When `20g` of naphtholic acid `(C_(11)H_(8)O_(2))` is dissolved in `50g` of benzene `(K_(f) = 1.72 K kg mol^(-1))` a freezing point depression of `2K` is observed. The van'f Hoff factor (i) is

To solve the problem, we will follow these steps: ### Step 1: Calculate the Molecular Weight of Naphtholic Acid The molecular formula of naphtholic acid is \( C_{11}H_{8}O_{2} \).

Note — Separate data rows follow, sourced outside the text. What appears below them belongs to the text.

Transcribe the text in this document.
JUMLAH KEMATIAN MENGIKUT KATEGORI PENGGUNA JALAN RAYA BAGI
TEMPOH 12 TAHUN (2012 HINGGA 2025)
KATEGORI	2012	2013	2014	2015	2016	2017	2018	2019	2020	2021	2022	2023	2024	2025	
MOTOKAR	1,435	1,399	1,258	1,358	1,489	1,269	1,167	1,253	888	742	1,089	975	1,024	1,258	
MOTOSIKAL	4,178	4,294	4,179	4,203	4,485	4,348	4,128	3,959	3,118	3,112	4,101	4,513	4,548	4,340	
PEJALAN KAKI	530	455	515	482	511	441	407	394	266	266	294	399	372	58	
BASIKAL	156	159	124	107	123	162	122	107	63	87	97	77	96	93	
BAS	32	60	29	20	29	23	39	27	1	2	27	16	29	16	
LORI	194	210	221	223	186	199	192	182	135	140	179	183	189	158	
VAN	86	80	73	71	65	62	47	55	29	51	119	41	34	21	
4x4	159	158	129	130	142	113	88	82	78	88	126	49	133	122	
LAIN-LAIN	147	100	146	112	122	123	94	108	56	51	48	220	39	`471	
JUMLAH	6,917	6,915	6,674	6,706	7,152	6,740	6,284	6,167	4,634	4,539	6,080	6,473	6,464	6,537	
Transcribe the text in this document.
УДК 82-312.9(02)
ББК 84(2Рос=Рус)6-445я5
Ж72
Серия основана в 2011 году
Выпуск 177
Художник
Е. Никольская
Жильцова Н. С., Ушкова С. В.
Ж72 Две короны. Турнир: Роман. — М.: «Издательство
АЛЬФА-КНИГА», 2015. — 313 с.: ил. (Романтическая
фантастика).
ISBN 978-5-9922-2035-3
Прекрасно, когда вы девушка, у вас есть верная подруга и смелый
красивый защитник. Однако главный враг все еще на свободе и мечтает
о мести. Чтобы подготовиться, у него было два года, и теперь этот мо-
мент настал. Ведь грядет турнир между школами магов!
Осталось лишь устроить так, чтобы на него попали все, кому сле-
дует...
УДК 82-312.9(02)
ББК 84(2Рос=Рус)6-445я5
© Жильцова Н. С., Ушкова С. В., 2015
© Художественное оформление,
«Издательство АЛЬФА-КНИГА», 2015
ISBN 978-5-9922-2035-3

We can calculate its molecular weight as follows: \[ \text{Molecular Weight} = (11 \times 12) + (8 \times 1) + (2 \times 16) \] Calculating this gives: \[ \text{Molecular Weight} = 132 + 8 + 32 = 172 \, \text{g/mol} \] ### Step 2: Calculate the Number of Moles of Naphtholic Acid Using the formula for moles: \[ \text{Number of Moles} = \frac{\text{Weight of solute}}{\text{Molecular Weight}} \] Substituting the values: \[ \text{Number of Moles} = \frac{20 \, \text{g}}{172 \, \text{g/mol}} \approx 0.1163 \, \text{mol} \] ### Step 3: Use the Freezing Point Depression Formula The freezing point depression (\( \Delta T_f \)) is given by the formula: \[ \Delta T_f = K_f \cdot m \cdot i \] Where: - \( \Delta T_f = 2 \, \text{K} \) - \( K_f = 1.72 \, \text{K kg/mol} \) - \( m = \text{molality} = \frac{\text{Number of Moles}}{\text{Weight of solvent in kg}} \) First, we need to convert the weight of the solvent (benzene) from grams to kilograms: \[ \text{Weight of solvent} = 50 \, \text{g} = 0.050 \, \text{kg} \] Now, we can calculate the molality: \[ m = \frac{0.1163 \, \text{mol}}{0.050 \, \text{kg}} = 2.326 \, \text{mol/kg} \] ### Step 4: Substitute Values into the Freezing Point Depression Formula Now, we can substitute the values into the freezing point depression formula to solve for \( i \): \[ 2 = 1.72 \cdot (2.326) \cdot i \] Calculating \( 1.72 \cdot 2.326 \): \[ 1.72 \cdot 2.326 \approx 4.003 \] Now we can solve for \( i \): \[ 2 = 4.003 \cdot i \implies i = \frac{2}{4.003} \approx 0.499 \] ### Final Answer Thus, the van 't Hoff factor \( i \) is approximately \( 0.5 \). ---